There are three things the American people don’t understand about the war in Iraq right now: (1) how difficult the surge was and how different it was from the previous four years of the war; (2) that the surge failed, judged on its own terms; and (3) that the war is not over. In fact, I suspect we might be only halfway through it, which is to say that President Obama’s war in Iraq may well be longer than George Bush’s war in Iraq, which was five years and ten months old when Bush left office.
It is particularly refreshing to hear a major, respected analyst of the war say that the surge has failed. Throughout the presidential campaign candidates on both sides spent so much time singing the praises of the surge that it became effectively impossible to question that received wisdom. Those of us who pointed out that the surge was supposed to have a military side and a political side and that while the former had been successful the latter had not were rarely heard. Even in hyper-liberal Vermont I could see the shock on people's faces when I made this point during talks or panel discussions.
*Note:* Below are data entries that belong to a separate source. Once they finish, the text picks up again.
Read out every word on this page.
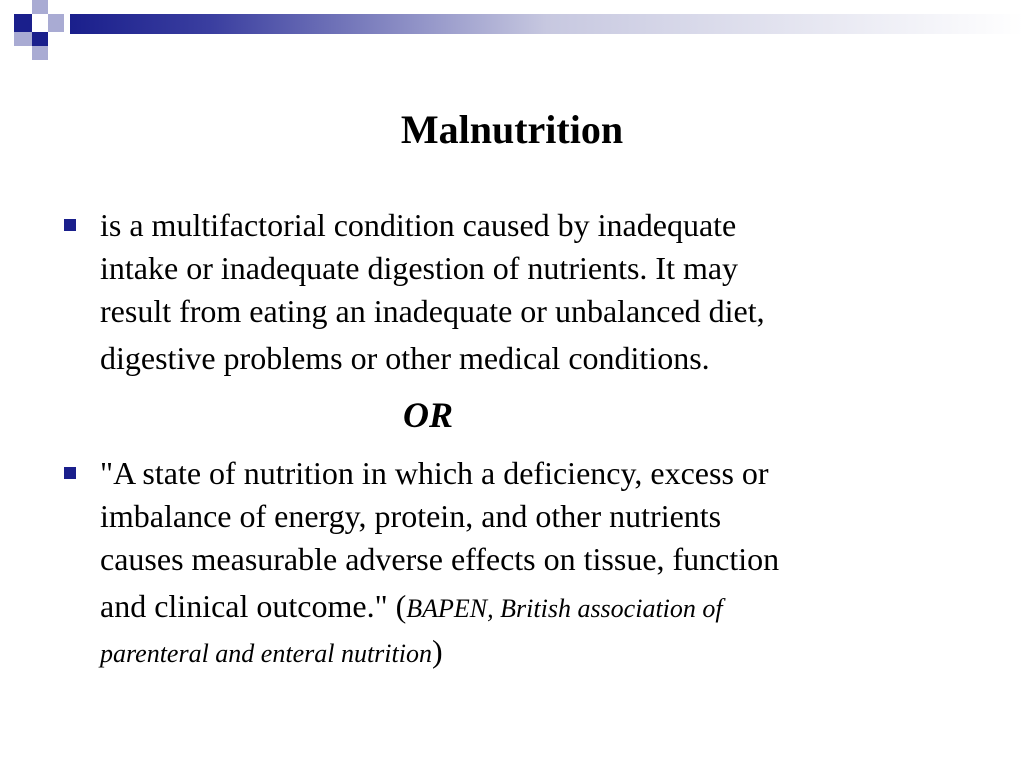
Malnutrition
is a multifactorial condition caused by inadequate
intake or inadequate digestion of nutrients. It may
result from eating an inadequate or unbalanced diet,
digestive problems or other medical conditions.
OR
"A state of nutrition in which a deficiency, excess or
imbalance of energy, protein, and other nutrients
causes measurable adverse effects on tissue, function
and clinical outcome." (BAPEN, British association of
parenteral and enteral nutrition)
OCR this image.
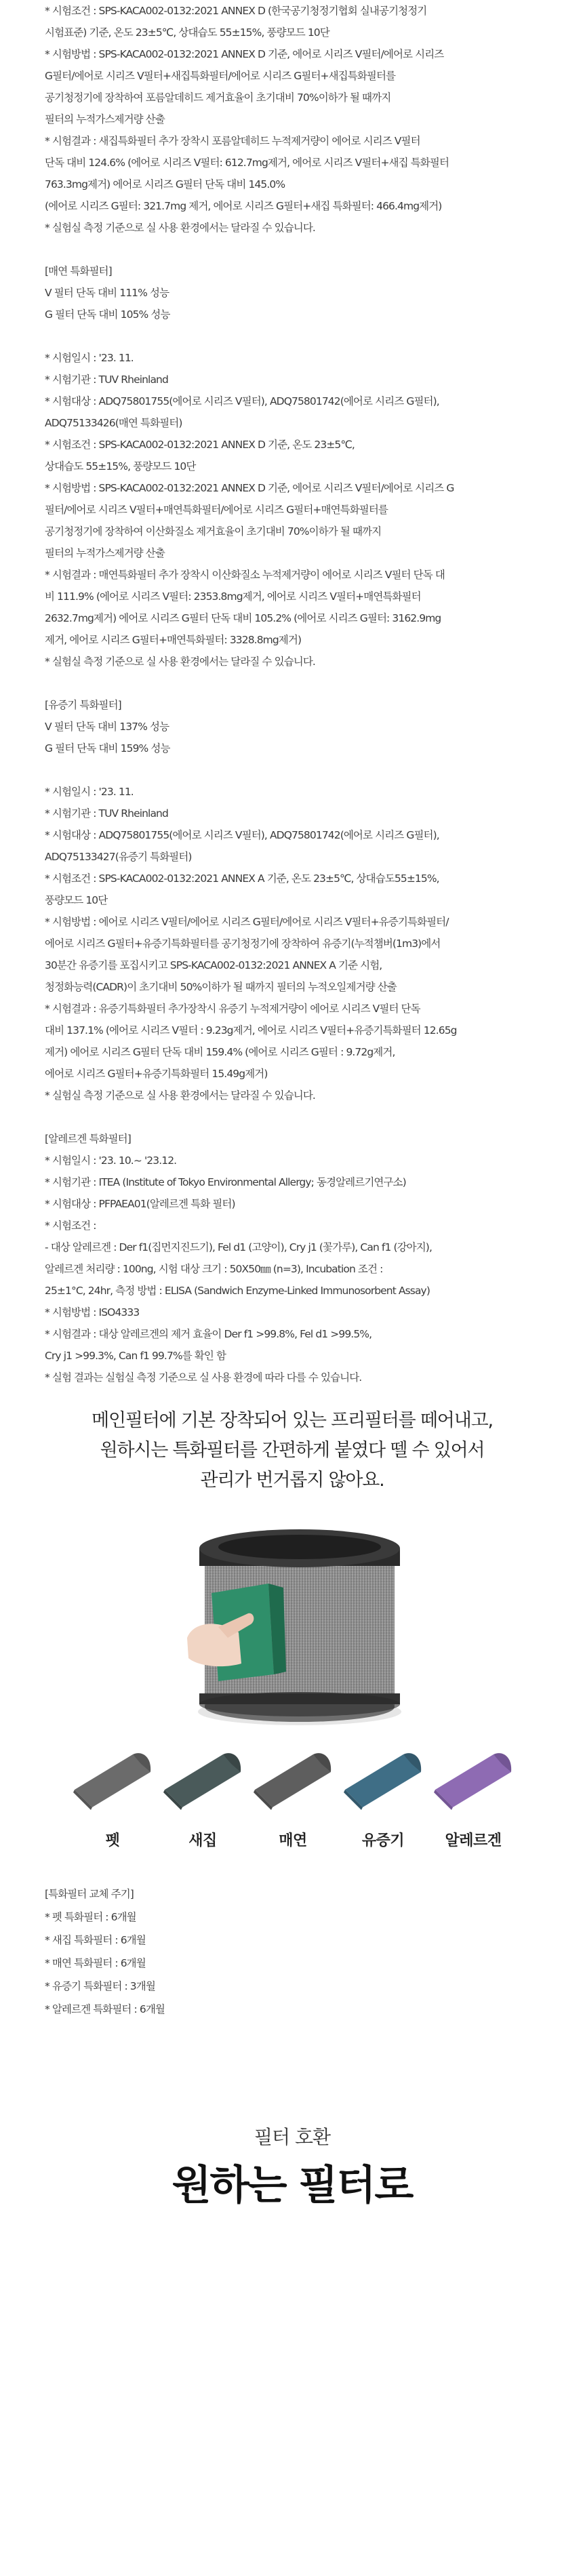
* 시험조건 : SPS-KACA002-0132:2021 ANNEX D (한국공기청정기협회 실내공기청정기

시험표준) 기준, 온도 23±5℃, 상대습도 55±15%, 풍량모드 10단

* 시험방법 : SPS-KACA002-0132:2021 ANNEX D 기준, 에어로 시리즈 V필터/에어로 시리즈

G필터/에어로 시리즈 V필터+새집특화필터/에어로 시리즈 G필터+새집특화필터를

공기청정기에 장착하여 포름알데히드 제거효율이 초기대비 70%이하가 될 때까지

필터의 누적가스제거량 산출

* 시험결과 : 새집특화필터 추가 장착시 포름알데히드 누적제거량이 에어로 시리즈 V필터

단독 대비 124.6% (에어로 시리즈 V필터: 612.7mg제거, 에어로 시리즈 V필터+새집 특화필터

763.3mg제거) 에어로 시리즈 G필터 단독 대비 145.0%

(에어로 시리즈 G필터: 321.7mg 제거, 에어로 시리즈 G필터+새집 특화필터: 466.4mg제거)

* 실험실 측정 기준으로 실 사용 환경에서는 달라질 수 있습니다.

[매연 특화필터]

V 필터 단독 대비 111% 성능

G 필터 단독 대비 105% 성능

* 시험일시 : '23. 11.

* 시험기관 : TUV Rheinland

* 시험대상 : ADQ75801755(에어로 시리즈 V필터), ADQ75801742(에어로 시리즈 G필터),

ADQ75133426(매연 특화필터)

* 시험조건 : SPS-KACA002-0132:2021 ANNEX D 기준, 온도 23±5℃,

상대습도 55±15%, 풍량모드 10단

* 시험방법 : SPS-KACA002-0132:2021 ANNEX D 기준, 에어로 시리즈 V필터/에어로 시리즈 G

필터/에어로 시리즈 V필터+매연특화필터/에어로 시리즈 G필터+매연특화필터를

공기청정기에 장착하여 이산화질소 제거효율이 초기대비 70%이하가 될 때까지

필터의 누적가스제거량 산출

* 시험결과 : 매연특화필터 추가 장착시 이산화질소 누적제거량이 에어로 시리즈 V필터 단독 대

비 111.9% (에어로 시리즈 V필터: 2353.8mg제거, 에어로 시리즈 V필터+매연특화필터

2632.7mg제거) 에어로 시리즈 G필터 단독 대비 105.2% (에어로 시리즈 G필터: 3162.9mg

제거, 에어로 시리즈 G필터+매연특화필터: 3328.8mg제거)

* 실험실 측정 기준으로 실 사용 환경에서는 달라질 수 있습니다.

[유증기 특화필터]

V 필터 단독 대비 137% 성능

G 필터 단독 대비 159% 성능

* 시험일시 : '23. 11.

* 시험기관 : TUV Rheinland

* 시험대상 : ADQ75801755(에어로 시리즈 V필터), ADQ75801742(에어로 시리즈 G필터),

ADQ75133427(유증기 특화필터)

* 시험조건 : SPS-KACA002-0132:2021 ANNEX A 기준, 온도 23±5℃, 상대습도55±15%,

풍량모드 10단

* 시험방법 : 에어로 시리즈 V필터/에어로 시리즈 G필터/에어로 시리즈 V필터+유증기특화필터/

에어로 시리즈 G필터+유증기특화필터를 공기청정기에 장착하여 유증기(누적챔버(1m3)에서

30분간 유증기를 포집시키고 SPS-KACA002-0132:2021 ANNEX A 기준 시험,

청정화능력(CADR)이 초기대비 50%이하가 될 때까지 필터의 누적오일제거량 산출

* 시험결과 : 유증기특화필터 추가장착시 유증기 누적제거량이 에어로 시리즈 V필터 단독

대비 137.1% (에어로 시리즈 V필터 : 9.23g제거, 에어로 시리즈 V필터+유증기특화필터 12.65g

제거) 에어로 시리즈 G필터 단독 대비 159.4% (에어로 시리즈 G필터 : 9.72g제거,

에어로 시리즈 G필터+유증기특화필터 15.49g제거)

* 실험실 측정 기준으로 실 사용 환경에서는 달라질 수 있습니다.

[알레르겐 특화필터]

* 시험일시 : '23. 10.~ '23.12.

* 시험기관 : ITEA (Institute of Tokyo Environmental Allergy; 동경알레르기연구소)

* 시험대상 : PFPAEA01(알레르겐 특화 필터)

* 시험조건 :

- 대상 알레르겐 : Der f1(집먼지진드기), Fel d1 (고양이), Cry j1 (꽃가루), Can f1 (강아지),

알레르겐 처리량 : 100ng, 시험 대상 크기 : 50X50㎜ (n=3), Incubation 조건 :

25±1°C, 24hr, 측정 방법 : ELISA (Sandwich Enzyme-Linked Immunosorbent Assay)

* 시험방법 : ISO4333

* 시험결과 : 대상 알레르겐의 제거 효율이 Der f1 >99.8%, Fel d1 >99.5%,

Cry j1 >99.3%, Can f1 99.7%를 확인 함

* 실험 결과는 실험실 측정 기준으로 실 사용 환경에 따라 다를 수 있습니다.

메인필터에 기본 장착되어 있는 프리필터를 떼어내고,
원하시는 특화필터를 간편하게 붙였다 뗄 수 있어서
관리가 번거롭지 않아요.
펫	새집	매연	유증기	알레르겐

[특화필터 교체 주기]

* 펫 특화필터 : 6개월

* 새집 특화필터 : 6개월

* 매연 특화필터 : 6개월

* 유증기 특화필터 : 3개월

* 알레르겐 특화필터 : 6개월

필터 호환
원하는 필터로
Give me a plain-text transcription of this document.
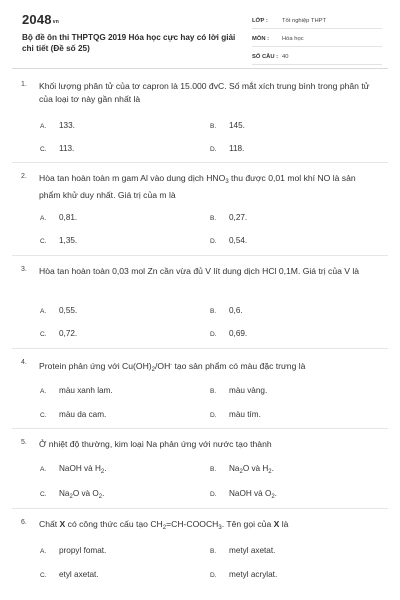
$2048^{vn}$
Bộ đề ôn thi THPTQG 2019 Hóa học cực hay có lời giải chi tiết (Đề số 25)
LỚP :	Tốt nghiệp THPT
MÔN :	Hóa học
SỐ CÂU : 40
1. Khối lượng phân tử của tơ capron là 15.000 đvC. Số mắt xích trung bình trong phân tử của loại tơ này gần nhất là
A. 133.	B. 145.
C. 113.	D. 118.
2. Hòa tan hoàn toàn m gam Al vào dung dịch $HNO_3$ thu được 0,01 mol khí NO là sản phẩm khử duy nhất. Giá trị của m là
A. 0,81.	B. 0,27.
C. 1,35.	D. 0,54.
3. Hòa tan hoàn toàn 0,03 mol Zn cần vừa đủ V lít dung dịch HCl 0,1M. Giá trị của V là
A. 0,55.	B. 0,6.
C. 0,72.	D. 0,69.
4. Protein phản ứng với $Cu(OH)_2/OH^-$ tạo sản phẩm có màu đặc trưng là
A. màu xanh lam.	B. màu vàng.
C. màu da cam.	D. màu tím.
5. Ở nhiệt độ thường, kim loại Na phản ứng với nước tạo thành
A. NaOH và $H_2$.	B. $Na_2O$ và $H_2$.
C. $Na_2O$ và $O_2$.	D. NaOH và $O_2$.
6. Chất X có công thức cấu tạo $CH_2=CH-COOCH_3$. Tên gọi của X là
A. propyl fomat.	B. metyl axetat.
C. etyl axetat.	D. metyl acrylat.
Ricks' argument for why we are likely to remain in Iraq for a long time to come makes compelling, if unsettling, reading.
Also worth special attention are two items from the latest issue of the New York Review of Books. In this essay the always-compelling Robert Malley & Hussein Agha argue that the search for a workable Israeli-Palestinian peace will continue to fail if it continues to be driven by outsiders.
One of Bush's least noticed but most profound and pernicious legacies in the region might well turn out to have been this transformation of the concept of Palestinian statehood from among the more revolutionary to the more conservative, from inspiring to humdrum... For many in the US, the notion of such radical change often is reduced to the question of whether or not to talk to Hamas. That is a diversion. The challenge is whether Obama can speak to those for whom Hamas speaks. They are the people who have lost faith in America, its motivations, and every proposal it promotes.
The same issue of the Review also contains an excellent piece by Ahmed Rashid. Titled "Pakistan on the Brink" it picks up where Rashid's recent book Descent into Chaos leaves off.